Dubbed "Amazon Flex," the initiative has been rolled out in Seattle, Amazon's home base, and involves directing a network of self-selected citizen couriers with a mobile app, said Dave Clark, Amazon's senior vice president of worldwide operations and customer service. The delivery service will support the e-tailing giant's "Prime Now" service, which began last month with the promise of letting shoppers use a dedicated app to gain access to accelerated deliveries priced at $7.99 for one-hour service, and free of charge for a two-hour delivery window. That service is an upgrade of the company's subscription "Amazon Prime" offering, which offers unlimited, free two-day shipping on a broad list of items.
The "Amazon Flex" app allows users to register their names, drive to a distribution center, scan outgoing packages with their camera phones, receive turn-by-turn driving directions to buyers' homes, and receive payment when they have delivered each parcel.
Drivers must submit their driver licenses and other data to undergo a 48-hour background check before receiving their first assignments, Clark said, keynoting the second day of the annual conference of the Council of Supply Chain Management Professionals (CSCMP) in San Diego.
According to Clark, "Amazon Flex" is an inexpensive way to support the "Prime Now" offering, allowing the company to manage the variability of customer demand by hiring temporary delivery agents instead of building a permanent infrastructure that could suffer from underutilized capacity during slow times.

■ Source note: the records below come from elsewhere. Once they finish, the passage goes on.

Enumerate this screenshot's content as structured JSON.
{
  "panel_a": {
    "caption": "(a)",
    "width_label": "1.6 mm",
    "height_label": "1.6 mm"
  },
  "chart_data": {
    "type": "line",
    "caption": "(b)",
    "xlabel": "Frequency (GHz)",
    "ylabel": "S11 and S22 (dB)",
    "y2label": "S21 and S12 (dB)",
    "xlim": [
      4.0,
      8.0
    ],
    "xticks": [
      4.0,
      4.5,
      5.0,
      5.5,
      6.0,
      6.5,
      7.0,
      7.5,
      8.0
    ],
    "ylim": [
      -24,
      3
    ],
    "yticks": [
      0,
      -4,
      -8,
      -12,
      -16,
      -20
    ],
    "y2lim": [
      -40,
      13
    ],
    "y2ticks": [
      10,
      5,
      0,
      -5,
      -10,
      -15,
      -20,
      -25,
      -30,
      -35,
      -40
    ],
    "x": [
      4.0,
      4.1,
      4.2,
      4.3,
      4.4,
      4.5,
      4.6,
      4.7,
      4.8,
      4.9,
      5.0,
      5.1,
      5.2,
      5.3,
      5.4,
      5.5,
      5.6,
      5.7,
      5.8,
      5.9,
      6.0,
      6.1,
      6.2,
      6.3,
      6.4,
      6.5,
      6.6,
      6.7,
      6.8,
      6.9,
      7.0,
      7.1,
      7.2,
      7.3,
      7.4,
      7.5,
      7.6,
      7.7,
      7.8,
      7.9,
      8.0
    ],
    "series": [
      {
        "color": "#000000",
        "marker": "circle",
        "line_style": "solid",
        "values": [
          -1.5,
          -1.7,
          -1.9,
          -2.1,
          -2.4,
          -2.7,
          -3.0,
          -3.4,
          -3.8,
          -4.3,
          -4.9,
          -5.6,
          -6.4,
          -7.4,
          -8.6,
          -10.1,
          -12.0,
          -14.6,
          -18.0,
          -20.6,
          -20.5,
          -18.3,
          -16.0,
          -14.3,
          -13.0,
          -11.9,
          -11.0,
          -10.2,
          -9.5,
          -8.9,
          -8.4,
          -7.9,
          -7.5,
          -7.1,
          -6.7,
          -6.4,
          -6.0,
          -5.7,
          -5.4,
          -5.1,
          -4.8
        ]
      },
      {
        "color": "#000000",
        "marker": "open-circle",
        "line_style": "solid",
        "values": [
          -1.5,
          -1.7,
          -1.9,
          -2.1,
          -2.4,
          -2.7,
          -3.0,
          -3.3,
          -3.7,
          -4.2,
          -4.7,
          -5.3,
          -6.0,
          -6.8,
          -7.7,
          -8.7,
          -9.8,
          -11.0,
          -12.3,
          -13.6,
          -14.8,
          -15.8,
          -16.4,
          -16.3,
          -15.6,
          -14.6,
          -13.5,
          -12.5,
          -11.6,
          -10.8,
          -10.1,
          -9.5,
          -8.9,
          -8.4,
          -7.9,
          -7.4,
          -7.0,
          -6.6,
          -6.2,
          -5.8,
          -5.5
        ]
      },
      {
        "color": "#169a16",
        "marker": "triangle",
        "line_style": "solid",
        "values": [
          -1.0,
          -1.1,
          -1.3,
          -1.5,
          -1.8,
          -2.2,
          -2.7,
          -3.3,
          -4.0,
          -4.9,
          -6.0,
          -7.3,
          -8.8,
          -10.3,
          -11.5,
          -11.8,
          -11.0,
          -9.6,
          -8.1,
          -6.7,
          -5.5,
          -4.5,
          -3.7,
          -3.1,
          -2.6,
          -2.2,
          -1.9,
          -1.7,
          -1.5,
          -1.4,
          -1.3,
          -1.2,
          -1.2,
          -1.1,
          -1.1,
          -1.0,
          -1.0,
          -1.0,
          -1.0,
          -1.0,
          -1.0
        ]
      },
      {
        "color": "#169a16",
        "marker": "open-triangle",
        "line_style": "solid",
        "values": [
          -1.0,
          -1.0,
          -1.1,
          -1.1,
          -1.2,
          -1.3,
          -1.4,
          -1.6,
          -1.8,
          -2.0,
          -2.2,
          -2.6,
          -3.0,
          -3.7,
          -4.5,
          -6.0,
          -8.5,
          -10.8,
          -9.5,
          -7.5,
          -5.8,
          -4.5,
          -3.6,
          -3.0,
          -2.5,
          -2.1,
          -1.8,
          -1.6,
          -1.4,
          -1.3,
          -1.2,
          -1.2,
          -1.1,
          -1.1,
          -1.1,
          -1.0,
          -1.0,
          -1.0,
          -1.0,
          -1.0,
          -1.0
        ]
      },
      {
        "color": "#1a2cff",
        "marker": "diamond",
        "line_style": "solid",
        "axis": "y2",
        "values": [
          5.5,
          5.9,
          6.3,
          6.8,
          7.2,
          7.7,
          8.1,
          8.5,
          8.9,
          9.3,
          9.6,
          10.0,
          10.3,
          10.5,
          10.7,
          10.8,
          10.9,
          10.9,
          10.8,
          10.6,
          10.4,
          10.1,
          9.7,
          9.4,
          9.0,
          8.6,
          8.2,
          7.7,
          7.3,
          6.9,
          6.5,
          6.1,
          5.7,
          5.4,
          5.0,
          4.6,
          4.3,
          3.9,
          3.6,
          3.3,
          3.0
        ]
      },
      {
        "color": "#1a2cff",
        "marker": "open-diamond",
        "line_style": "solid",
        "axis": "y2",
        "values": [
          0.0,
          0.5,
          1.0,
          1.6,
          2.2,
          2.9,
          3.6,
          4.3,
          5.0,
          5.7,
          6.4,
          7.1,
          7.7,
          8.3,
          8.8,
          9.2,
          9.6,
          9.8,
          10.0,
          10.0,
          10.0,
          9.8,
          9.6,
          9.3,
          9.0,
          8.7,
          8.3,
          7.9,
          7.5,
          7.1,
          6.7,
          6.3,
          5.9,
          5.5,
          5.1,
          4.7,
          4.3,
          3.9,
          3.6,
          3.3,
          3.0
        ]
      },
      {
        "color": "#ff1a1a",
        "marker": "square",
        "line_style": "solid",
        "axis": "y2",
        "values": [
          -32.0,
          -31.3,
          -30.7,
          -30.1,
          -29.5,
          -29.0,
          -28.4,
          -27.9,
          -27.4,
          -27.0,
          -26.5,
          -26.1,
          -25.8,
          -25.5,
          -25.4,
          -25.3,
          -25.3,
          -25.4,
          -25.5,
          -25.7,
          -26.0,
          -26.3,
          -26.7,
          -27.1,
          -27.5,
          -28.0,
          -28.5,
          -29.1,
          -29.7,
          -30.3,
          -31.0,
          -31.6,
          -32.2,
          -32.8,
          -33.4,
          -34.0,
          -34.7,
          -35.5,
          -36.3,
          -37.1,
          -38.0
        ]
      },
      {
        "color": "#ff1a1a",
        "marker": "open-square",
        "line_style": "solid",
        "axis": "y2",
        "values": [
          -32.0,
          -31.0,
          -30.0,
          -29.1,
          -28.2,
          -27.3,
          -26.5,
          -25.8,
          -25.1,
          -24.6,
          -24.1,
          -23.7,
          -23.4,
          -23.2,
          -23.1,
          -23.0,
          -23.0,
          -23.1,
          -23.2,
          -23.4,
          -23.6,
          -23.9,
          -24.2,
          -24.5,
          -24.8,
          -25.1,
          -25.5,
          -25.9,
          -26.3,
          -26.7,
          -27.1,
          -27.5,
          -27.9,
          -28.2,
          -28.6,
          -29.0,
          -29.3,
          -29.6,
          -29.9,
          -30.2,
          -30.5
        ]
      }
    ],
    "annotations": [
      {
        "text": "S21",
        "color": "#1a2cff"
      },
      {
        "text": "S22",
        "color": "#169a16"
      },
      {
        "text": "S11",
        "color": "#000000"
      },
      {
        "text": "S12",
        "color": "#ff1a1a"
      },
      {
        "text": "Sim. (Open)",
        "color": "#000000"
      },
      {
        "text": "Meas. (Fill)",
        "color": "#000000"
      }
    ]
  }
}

The system is also a good business opportunity for interested drivers who want to earn extra money in their free time, Clark said. "The `Amazon Flex' program is great for people who want to be their own boss, and take control over the hours they work and the income they earn," Clark told the group.
The announcement confirmed earlier media reports that Amazon was developing a network of independent contractors, code-named "On My Way," that would be similar to the on-demand taxi service offered by Uber Technologies Inc.